Whenever I get sad about the thought of 100 million civilians being displaced or dying, I remind myself that they're commies who torture and eat dogs. Feels a lot like Karma to me.
We already know what the Chinese do to each other on a good day. All this petty, insane backstabbing, deceiving, all the fraud and the manipulation. Really nasty shit that the average Chinese does to his fellow people on a daily basis. Now imagine it is a matter of live and death in the face of a catastrophe - it would be hell on earth.

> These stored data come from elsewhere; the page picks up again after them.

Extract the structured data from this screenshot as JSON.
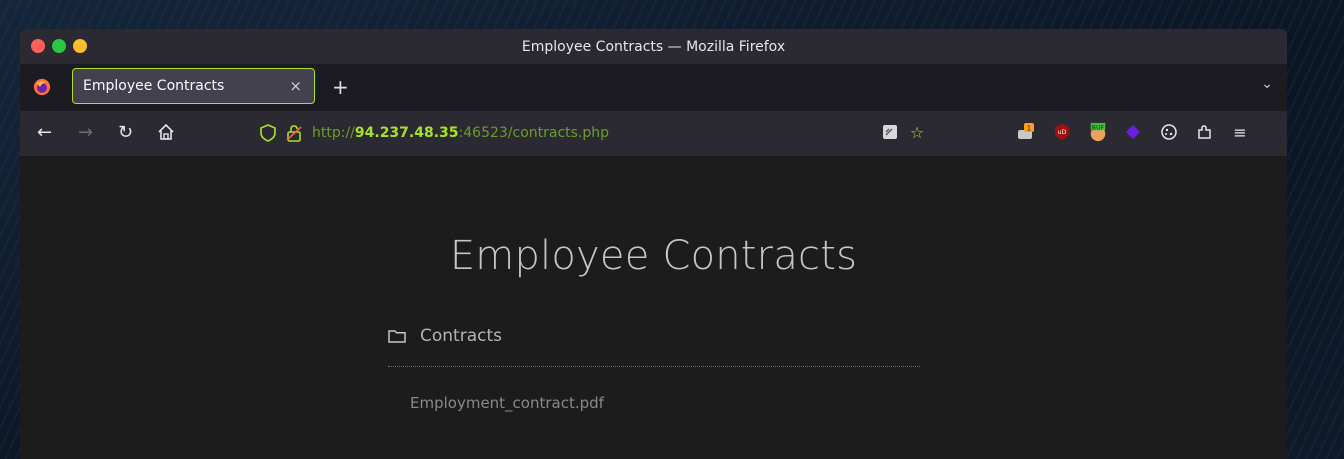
{
  "window": {
    "title": "Employee Contracts — Mozilla Firefox"
  },
  "tabs": [
    {
      "label": "Employee Contracts",
      "close": "×"
    }
  ],
  "newtab": "+",
  "toolbar": {
    "url_scheme": "http://",
    "url_host": "94.237.48.35",
    "url_rest": ":46523/contracts.php",
    "extension_badge": "1",
    "buf_badge": "BUF"
  },
  "page": {
    "title": "Employee Contracts",
    "folder": "Contracts",
    "files": [
      "Employment_contract.pdf"
    ]
  },
  "colors": {
    "accent": "#a8e22b",
    "url_path": "#6c9d2a",
    "page_bg": "#1c1c1c"
  }
}
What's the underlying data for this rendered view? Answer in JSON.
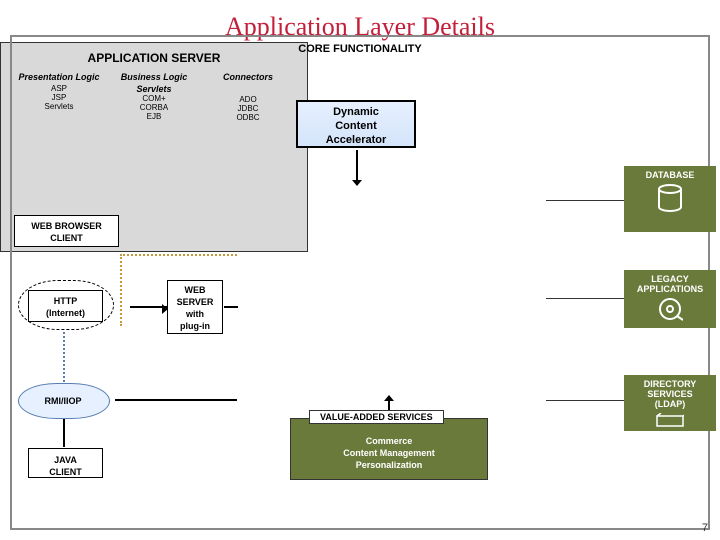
{
  "slide": {
    "title": "Application Layer Details",
    "pageNumber": "7"
  },
  "nodes": {
    "dca": {
      "line1": "Dynamic",
      "line2": "Content",
      "line3": "Accelerator"
    },
    "webBrowserClient": {
      "line1": "WEB BROWSER",
      "line2": "CLIENT"
    },
    "http": {
      "line1": "HTTP",
      "line2": "(Internet)"
    },
    "webServer": {
      "line1": "WEB",
      "line2": "SERVER",
      "line3": "with",
      "line4": "plug-in"
    },
    "rmi": "RMI/IIOP",
    "javaClient": {
      "line1": "JAVA",
      "line2": "CLIENT"
    }
  },
  "appServer": {
    "title": "APPLICATION SERVER",
    "core": {
      "title": "CORE FUNCTIONALITY",
      "columns": [
        {
          "header": "Presentation Logic",
          "sub": "",
          "items": [
            "ASP",
            "JSP",
            "Servlets"
          ]
        },
        {
          "header": "Business Logic",
          "sub": "Servlets",
          "items": [
            "COM+",
            "CORBA",
            "EJB"
          ]
        },
        {
          "header": "Connectors",
          "sub": "",
          "items": [
            "ADO",
            "JDBC",
            "ODBC"
          ]
        }
      ]
    }
  },
  "vas": {
    "title": "VALUE-ADDED SERVICES",
    "items": [
      "Commerce",
      "Content Management",
      "Personalization"
    ]
  },
  "sidebar": {
    "database": "DATABASE",
    "legacy": "LEGACY APPLICATIONS",
    "directory": {
      "line1": "DIRECTORY",
      "line2": "SERVICES",
      "line3": "(LDAP)"
    }
  }
}
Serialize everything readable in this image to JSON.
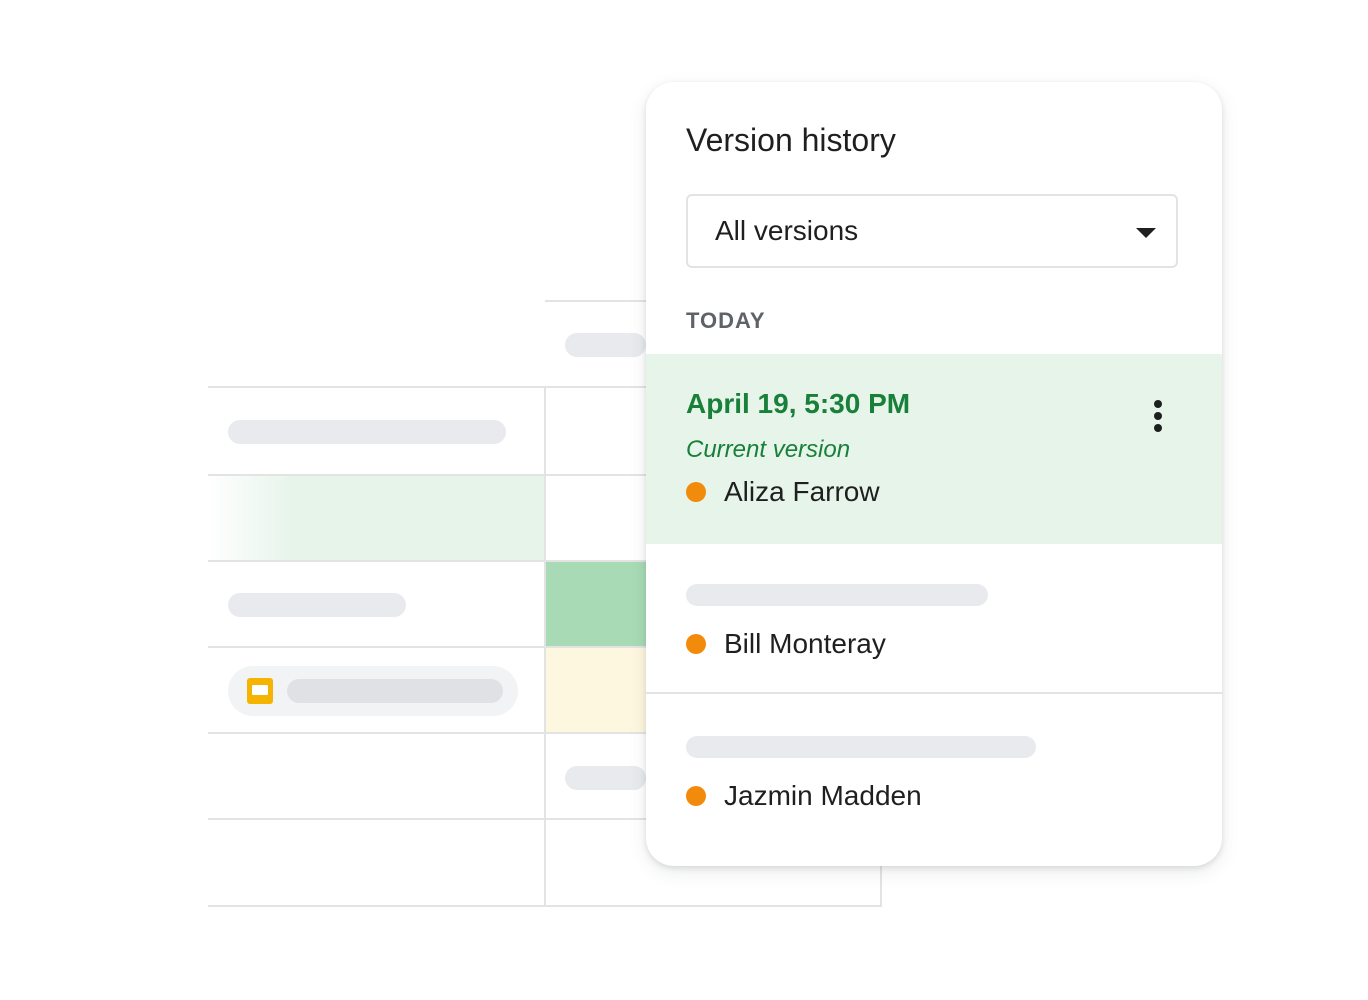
{
  "panel": {
    "title": "Version history",
    "filter": {
      "selected": "All versions",
      "arrow_icon": "caret-down-icon"
    },
    "section_label": "TODAY",
    "versions": [
      {
        "time": "April 19, 5:30 PM",
        "status": "Current version",
        "author": "Aliza Farrow",
        "author_color": "#f28b0c",
        "menu_icon": "more-vert-icon",
        "highlight_color": "#e6f4ea"
      },
      {
        "author": "Bill Monteray",
        "author_color": "#f28b0c"
      },
      {
        "author": "Jazmin Madden",
        "author_color": "#f28b0c"
      }
    ]
  },
  "sheet": {
    "attachment_icon": "slides-icon",
    "colors": {
      "highlight_row": "#e6f4ea",
      "green_cell": "#a8dab5",
      "yellow_cell": "#fef7e0",
      "placeholder": "#e8eaed"
    }
  },
  "colors": {
    "accent_green": "#188038",
    "author_dot": "#f28b0c",
    "text_primary": "#1f1f1f",
    "text_secondary": "#5f6368"
  }
}
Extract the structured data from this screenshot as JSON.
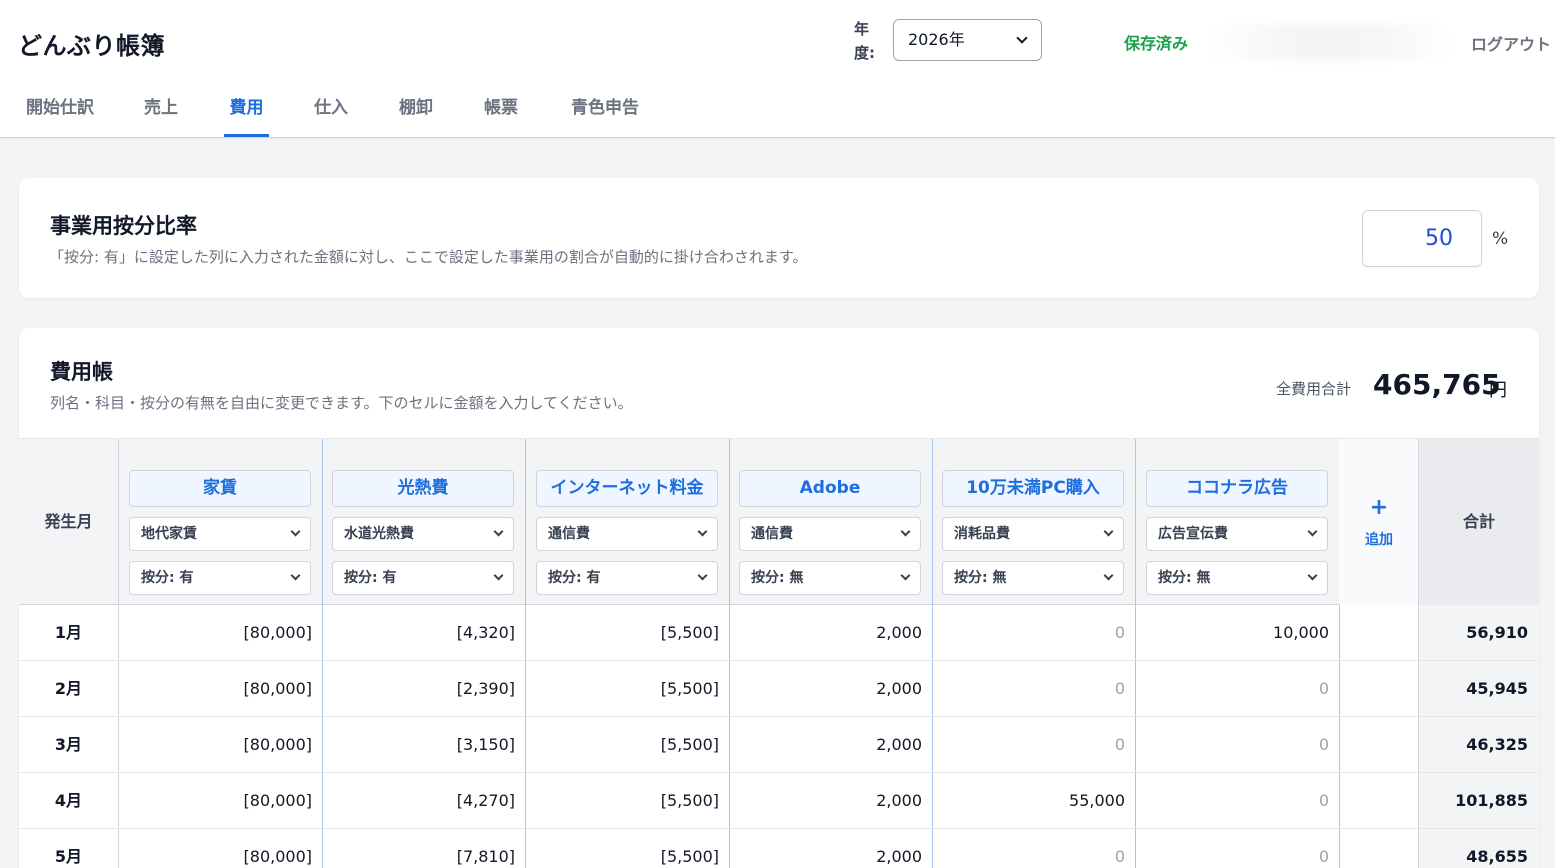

In a panic, people trample each other to the ground, I almost expect a Chinese mob of crazy, panicked people to do it on purpose.

It was famine which helped the CCP come to power though.
Well, that and the IJA. Mao Zedong used to joke that without the Imperial Japanese Army invading China and binding Kuomintang forces, the CCP would never have been able to gain a foothold to overthrow the KMT...
It is America's biggest blunder that they didn't just vaporize the CCP headquarter right after WW2.

They’ll probably spin it as hostile forces destroying the dam, it’s not like the public have any accurate information anyway.
Most likely, they'd pin it on muslims, some ethnic minority, Falun Gong or -in a pinch- possibly even KMT spies.
 
Chinks in charge do not give a shit about the lives on the line, but they will feel the loss of infrastructure.

Even far away Hungary is effected by the heavy rains. No floods yet, but it rotted our fruit which we make booze out of.

Still if it takes the Coof Chink Party out... guess sobriety is a price worth paying for a year.
 
Chinks in charge do not give a shit about the lives on the line, but they will feel the loss of infrastructure.

Even far away Hungary is effected by the heavy rains. No floods yet, but it rotted our fruit which we make booze out of.

Still if it takes the Coof Chink Party out... guess sobriety is a price worth paying for a year.
What fruits are you guys using for alcohol in Hungary? Hungarian wine is a thing?